Bij de aanleg van de openbare ruimte moet er rekening gehouden worden met de (toekomstige) aanwezigheid van horeca. Als er een plein of straat wordt heraangelegd, dan moet het stadsbestuur nadenken over een ideale omgeving voor horecazaken. Waarom geen plaats voorzien voor wat gezellige terrasjes langs de Dender bij de toekomstige ontwikkeling van de oude OCMW-site achter de Graanmarkt? Of maak van het Paul De Montplein aan de brandweer een gezellig plein met wat groen, petanquebaan, ruimte voor terrasjes en voorzie elders parkeerplaatsen.

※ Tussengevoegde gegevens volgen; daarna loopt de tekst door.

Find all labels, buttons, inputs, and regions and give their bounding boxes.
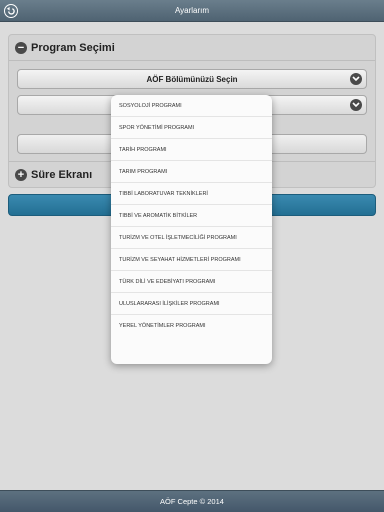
dropdown-option[interactable]: TURİZM VE OTEL İŞLETMECİLİĞİ PROGRAMI <box>111 227 272 249</box>
page-title: Ayarlarım <box>174 6 210 15</box>
dropdown-option[interactable]: TARIM PROGRAMI <box>111 161 272 183</box>
duration-section-title: Süre Ekranı <box>31 169 93 181</box>
chevron-down-icon <box>350 73 362 85</box>
chevron-down-icon <box>350 99 362 111</box>
dropdown-option[interactable]: TURİZM VE SEYAHAT HİZMETLERİ PROGRAMI <box>111 249 272 271</box>
program-section-header[interactable]: − Program Seçimi <box>9 35 375 61</box>
department-select[interactable]: AÖF Bölümünüzü Seçin <box>17 69 367 89</box>
department-dropdown-popover: SOSYOLOJİ PROGRAMI SPOR YÖNETİMİ PROGRAMI… <box>111 95 272 364</box>
expand-icon: + <box>15 169 27 181</box>
dropdown-option[interactable]: SPOR YÖNETİMİ PROGRAMI <box>111 117 272 139</box>
dropdown-option[interactable]: YEREL YÖNETİMLER PROGRAMI <box>111 315 272 337</box>
top-bar: Ayarlarım <box>0 0 384 22</box>
dropdown-option[interactable]: TÜRK DİLİ VE EDEBİYATI PROGRAMI <box>111 271 272 293</box>
dropdown-option-list: SOSYOLOJİ PROGRAMI SPOR YÖNETİMİ PROGRAMI… <box>111 95 272 337</box>
dropdown-option[interactable]: TARİH PROGRAMI <box>111 139 272 161</box>
dropdown-option[interactable]: TIBBİ VE AROMATİK BİTKİLER <box>111 205 272 227</box>
footer: AÖF Cepte © 2014 <box>0 490 384 512</box>
footer-copyright: AÖF Cepte © 2014 <box>160 497 224 506</box>
back-arrow-icon[interactable] <box>4 4 18 18</box>
program-section-title: Program Seçimi <box>31 42 115 54</box>
dropdown-option[interactable]: SOSYOLOJİ PROGRAMI <box>111 95 272 117</box>
dropdown-option[interactable]: TIBBİ LABORATUVAR TEKNİKLERİ <box>111 183 272 205</box>
department-select-value: AÖF Bölümünüzü Seçin <box>146 75 238 84</box>
dropdown-option[interactable]: ULUSLARARASI İLİŞKİLER PROGRAMI <box>111 293 272 315</box>
collapse-icon: − <box>15 42 27 54</box>
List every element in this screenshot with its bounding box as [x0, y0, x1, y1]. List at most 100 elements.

Bij onze huisbezoeken in de deelgemeenten horen we geregeld dat de mensen een buurtcafé missen in hun dorp. Je kunt dat als stadsbestuur natuurlijk niet zelf gaan inrichten, maar we kunnen initiatieven zoals in Pollare waar het verenigingsleven zelf de parochiezaal openhoudt op zondag, ondersteunen. De buurthuizen en parochiezalen komen hiervoor in aanmerking, de stad kan helpen met de drankbestellingen, een projectsubsidie als het gaat om deelgemeenten zonder gewoon café,…
Waar mensen samenkomen en zich amuseren, ontstaat er geluid en met wat alcohol erbij, kan dat best wel veel zijn: (dans)muziek, gezang, gelach,… Sommige buren voelen zich hierdoor gestoord. Jammer genoeg is zulke overlast eigenlijk onvermijdelijk in een stadscentrum. Je moet er alles aan doen om de overlast zoveel mogelijk te beperken. Hiervoor kan je als stadsbestuur heel wat doen:
- Waarom geeft de stad de cafés geen advies of subsidies voor geluidsisolatie?
- Waarom geen structureel overleg organiseren tussen uitbaters, politie, klanten, buurt en voor sommige cafés bvb. ook de jeugdraad? Een beetje overleg en wederzijds begrip kunnen soms wonderen doen.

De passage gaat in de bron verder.